I find the crowds in the airport very disconcerting, along with the seemingly endless queueing, not to mention the embarrassment of having to remove my boots/shoes. I am disabled and find balancing on one leg whilst I remove footwear tricky - they never seem to think that a chair would be a good idea, and even remove my walking stick before going through the metal detector! I feel that the whole world is staring at me at these times which is hardly conducive to remaining calm before a flight as I really need to concentrate on this. However, the Business Class Lounge is like an oasis of peace and along with this comes the option of speedy embarkation procedures, also helpful to me as I find it difficult to stand for lengthy periods.
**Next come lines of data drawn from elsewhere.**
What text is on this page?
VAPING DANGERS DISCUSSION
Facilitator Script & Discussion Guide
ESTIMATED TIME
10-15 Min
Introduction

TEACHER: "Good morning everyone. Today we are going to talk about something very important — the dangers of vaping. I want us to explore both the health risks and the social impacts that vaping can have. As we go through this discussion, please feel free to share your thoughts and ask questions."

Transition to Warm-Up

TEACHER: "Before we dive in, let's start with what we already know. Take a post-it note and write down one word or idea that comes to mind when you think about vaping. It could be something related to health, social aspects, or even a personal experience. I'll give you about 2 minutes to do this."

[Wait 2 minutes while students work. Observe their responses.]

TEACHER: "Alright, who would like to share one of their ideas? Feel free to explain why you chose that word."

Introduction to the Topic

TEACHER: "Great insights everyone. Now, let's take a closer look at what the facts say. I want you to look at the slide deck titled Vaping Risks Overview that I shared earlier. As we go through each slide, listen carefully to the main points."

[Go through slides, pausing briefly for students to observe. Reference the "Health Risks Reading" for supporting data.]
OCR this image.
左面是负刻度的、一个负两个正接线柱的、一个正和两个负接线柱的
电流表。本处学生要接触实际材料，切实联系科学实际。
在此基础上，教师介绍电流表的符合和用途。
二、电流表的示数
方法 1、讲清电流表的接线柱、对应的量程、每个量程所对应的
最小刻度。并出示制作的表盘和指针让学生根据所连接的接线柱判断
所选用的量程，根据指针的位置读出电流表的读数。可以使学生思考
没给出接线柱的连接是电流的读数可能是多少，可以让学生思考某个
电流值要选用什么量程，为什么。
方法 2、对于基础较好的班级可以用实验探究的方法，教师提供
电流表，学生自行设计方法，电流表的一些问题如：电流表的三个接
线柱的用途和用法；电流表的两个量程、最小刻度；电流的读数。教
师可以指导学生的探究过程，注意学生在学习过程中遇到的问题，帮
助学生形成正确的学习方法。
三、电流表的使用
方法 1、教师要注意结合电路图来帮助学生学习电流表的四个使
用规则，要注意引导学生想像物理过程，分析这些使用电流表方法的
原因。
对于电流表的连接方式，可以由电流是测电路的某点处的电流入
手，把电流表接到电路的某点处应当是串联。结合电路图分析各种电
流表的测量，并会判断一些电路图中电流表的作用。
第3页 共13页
Sadly, this costs a good deal more that your economy flight but think that it is well worth all the extra money for the ability to fly. Diving also costs a fortune as the journey cannot be done in one day during the winter as the ferries only go to France.

 

 

Zsuzsanna,

 

I totally agree.  It's  absurd, but being in a more luxurious area of the plane makes me feel safer.  I remember going from Brazil to Switzerland back in 1997 (12 hour flight), and I was scared of flying then, but once I got on the plane - we went business class - it was lovely.  It was a Swissair flight - I believe a 767, and the flight was great - you could even see the trajectory of the plane on the little screen in front of you.  Then we landed in Zurich,Switzerland - one of the most gorgeous cities on earth.  It was brilliant.  I wish I could feel that way again. 

 

You will one day...keep working at it

 

Keith

Hi All,

This is a great discussion on the claustrophobia aspect of flying and its the one that probably causes me the most difficulty. Like many contributors, I have this fearful visualisation of losing it totally and wanting to get off the plane in mid-flight.  I can visualise myself running amok in the cabin and generally making a fool of myself and causing untold aggravation to crew and other passengers. In a strange way, the thought of inflicting that on anyone else seems to help keep me in check. Despite having these thoughts before a flight - it has never come to that. I've flown many times around Europe and on three occasions to date, I've flown long-haul to NZ and back as well as six trans-Atlantic flights to Canada. My experience is that although I'm anxious about the clasutrophobia - it has never become the total disaster I envisaged in the days or weeks before the flight. Having a plan for each flight - i.e a plan about things to do while airborne (e.g. reading, listening to music etc. etc.) is a great help. On many many occasions while flying, I've actually overcome the terrible anxiety and relaxed and looked out the window and enjoyed the view. Somehow there's a sort of acceptance that comes about and its great when this happens - although I admit, I usually feel pretty drained by that stage. But still the hope is alive that one day I'll achieve my goal of fearless flight. One thing I'm certain of is that I'll not let the fear beat me to a point where I refuse to fly - I've been battling this stuff for too long now to concede defeat. Just my tuppence worth. Best wishes to all and keep flying and practicing the advice and avail of the support from this site. Frank Edwards.